Dopo un periodo di relativa calma la rabbia degli immigrati torna a
esplodere nella struttura gradiscana.
Non sappiamo quando sia iniziata la rivolta.
Un’attivista antirazzista che passava di lì riferisce che intorno alle 20
al di là delle mura si vedeva un gran fumo. Poi sono arrivati i vigili del
fuoco e un’ambulanza.
L’onda lunga delle proteste che investono da giorni numerosi CIE, da Bari a Restinco, da Modena a Torino, è arrivata anche a Gradisca.
Proprio ieri, trasferiti con un volo speciale da Lampedusa, erano arrivati 50 tunisini. Trenta richiedenti asilo sono stati portati al CARA, gli
altri sono stati rinchiusi nel CIE.
La situazione potrebbe diventare ancora più incandescente, perchè le
migliaia di tunisini approdati in pochi giorni in Italia potrebbero essere l’avanguardia di un esodo molto più ampio.

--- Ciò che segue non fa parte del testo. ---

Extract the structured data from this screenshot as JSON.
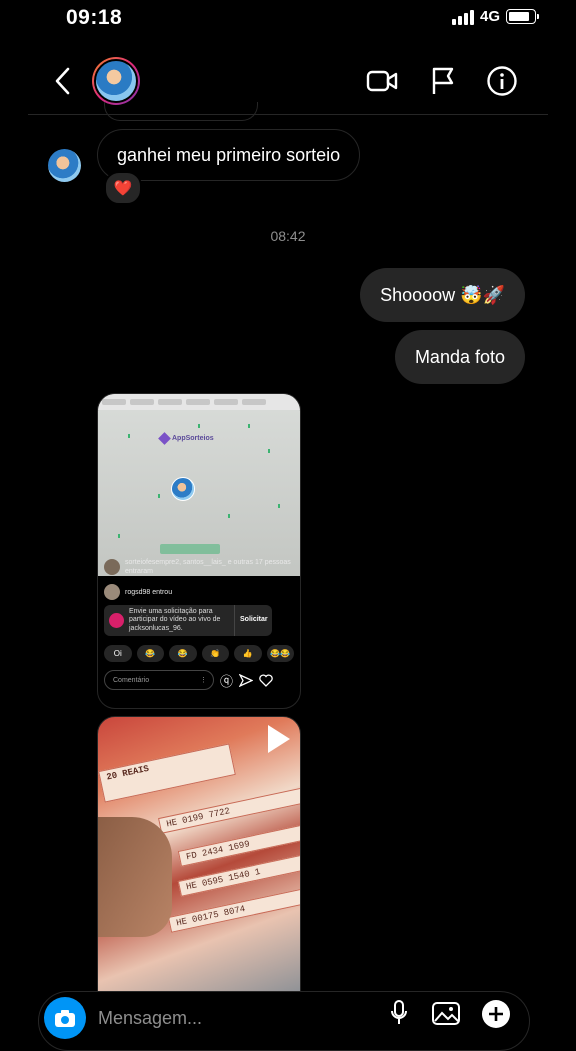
{
  "status_bar": {
    "time": "09:18",
    "network": "4G"
  },
  "thread": {
    "incoming_message": "ganhei meu primeiro sorteio",
    "incoming_reaction": "❤️",
    "timestamp": "08:42",
    "outgoing_messages": [
      "Shoooow 🤯🚀",
      "Manda foto"
    ]
  },
  "shared_screenshot": {
    "app_logo_text": "AppSorteios",
    "live_join_text": "sorteiofesempre2, santos__lais_ e outras 17 pessoas entraram",
    "live_entered_text": "rogsd98 entrou",
    "request_text": "Envie uma solicitação para participar do vídeo ao vivo de jacksonlucas_96.",
    "request_button": "Solicitar",
    "emoji_row": [
      "Oi",
      "😂",
      "😂",
      "👏",
      "👍",
      "😂😂"
    ],
    "comment_placeholder": "Comentário"
  },
  "shared_photo": {
    "note_labels": [
      "20 REAIS",
      "HE 0199 7722",
      "FD 2434 1699",
      "HE 0595 1540 1",
      "HE 00175 8074"
    ]
  },
  "composer": {
    "placeholder": "Mensagem..."
  },
  "colors": {
    "accent": "#0095f6",
    "bubble": "#262626",
    "heart": "#ff3040"
  }
}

Al CIE di Torino gli immigrati sono in sciopero della fame da sabato sera.
La maggior parte di loro viene dalla Tunisia. Sono preoccupati per le
famiglie, non riescono a mettersi in contatto e temono per la loro sorte.
Tutti sentono il vento di libertà che viene dal nordafrica.
La sezione delle donne è stata svuotata per far posto agli immigrati
approdati a Lampedusa.
Domenica notte un gruppetto di antirazzisti ha fatto un veloce saluto ai reclusi: petardi, battitura di ferri, slogan. Da dentro si è levato un
gran fragore.

Mercoledì 16 febbraio alle 18 presidio al CIE. Appuntamento all’incrocio tra corso Brunelleschi e via Monginevro.